Surely rescuing people at Denali elevations and weather extremes is more costly and dangerous than where the McCandless bus was.

While Denali climbs involve complex preparations, lots of money, and registration, the cost of rescues is not covered by the person rescued.

Here's from a US Senate Report on Denali rescues:
At 20,320 feet, Mt. McKinley is the highest mountain in
North America.

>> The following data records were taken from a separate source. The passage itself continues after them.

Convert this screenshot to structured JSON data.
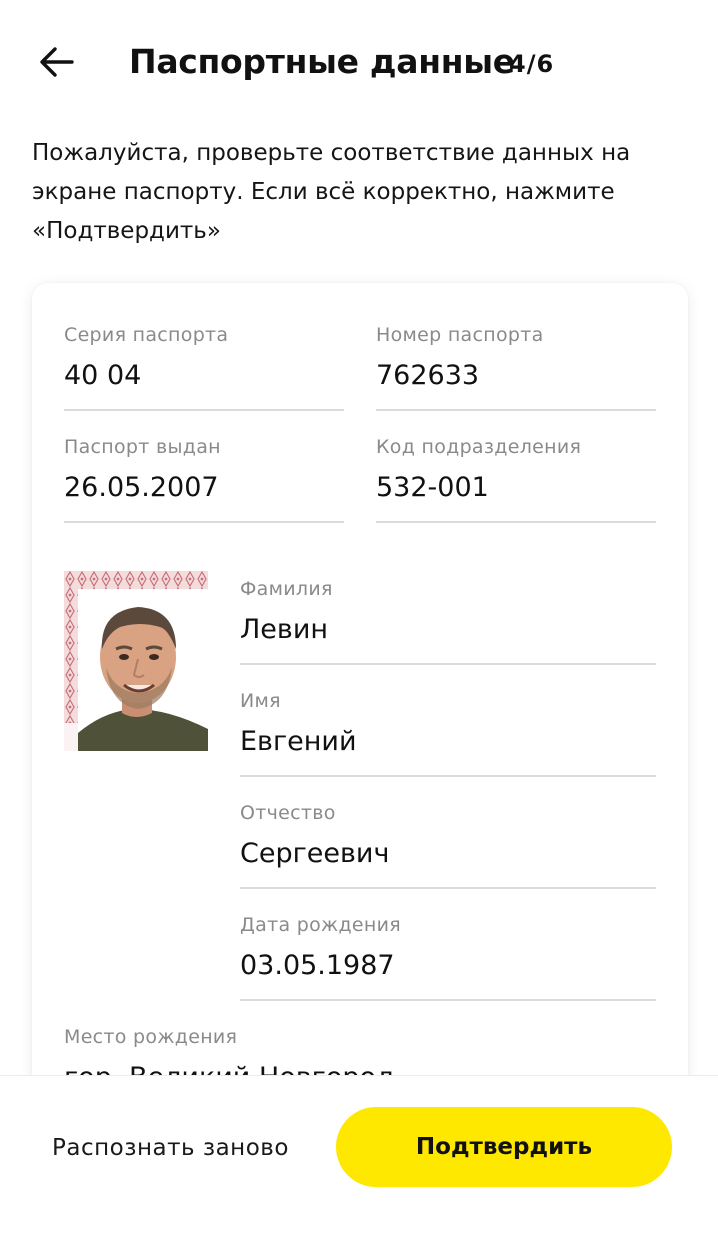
{
  "header": {
    "title": "Паспортные данные",
    "step": "4/6"
  },
  "instructions": "Пожалуйста, проверьте соответствие данных на экране паспорту. Если всё корректно, нажмите «Подтвердить»",
  "passport": {
    "series": {
      "label": "Серия паспорта",
      "value": "40 04"
    },
    "number": {
      "label": "Номер паспорта",
      "value": "762633"
    },
    "issued": {
      "label": "Паспорт выдан",
      "value": "26.05.2007"
    },
    "division_code": {
      "label": "Код подразделения",
      "value": "532-001"
    },
    "surname": {
      "label": "Фамилия",
      "value": "Левин"
    },
    "name": {
      "label": "Имя",
      "value": "Евгений"
    },
    "patronymic": {
      "label": "Отчество",
      "value": "Сергеевич"
    },
    "birth_date": {
      "label": "Дата рождения",
      "value": "03.05.1987"
    },
    "birth_place": {
      "label": "Место рождения",
      "value": "гор. Великий Новгород"
    }
  },
  "actions": {
    "rescan_label": "Распознать заново",
    "confirm_label": "Подтвердить"
  },
  "colors": {
    "accent": "#ffe800",
    "label_gray": "#8a8a8a",
    "divider": "#dcdcdc"
  },
  "icons": {
    "back": "arrow-left-icon"
  }
}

In 1998, 1,166 climbers from 38 countries
attempted to climb the mountain, an increase of 250 percent
since 1978. Largely because of bad weather, only 36 percent of
all climbers successfully reached the summit in 1998, down from
a historical average of about 50 percent.
    The 1998 climbing season was typical in that it involved
climbing deaths and several life-saving rescue missions. The
policy of the National Park Service is to ``make reasonable
efforts to search for lost persons and to rescue sick, injured
or stranded persons.''
    As a general rule, the National Park Service does not
recover search and rescue costs. When individual search and
rescue incidents cost more than $500, they are paid from a
central account
The [now canceled] 2020 climbing season has this information about fees for permits to climb Denali:
Q: Do I have to pay anything at the time of registration?
A: Yes, climbers are required to pay the full permit fee when they submit the registration form. The cost of a mountaineering permit for the 2020 season (October 1, 2019 through September 30, 2020) is $375 US currency. Climbers who are 24 years old or younger at the time their expedition begins are eligible for a $275 youth fee. Note that each year the mountaineering special use fee is subject to increase based on Consumer Price Index changes.
It is also important to be aware that when you arrive to check in for your climb, a park entrance fee of $15 per person will be due. Interagency passes are accepted in lieu of the entrance fee. Passes must be presented at the time of check in along with identification. 
Cultural bias comes in many different colors.  Methinks the dreamy, listless image of McCandless and his fans clashes with the rugged, macho adventurer image Alaska likes to promote.  And that's why the bus was removed.  After all, adventure and risk is part of the Last Frontier image.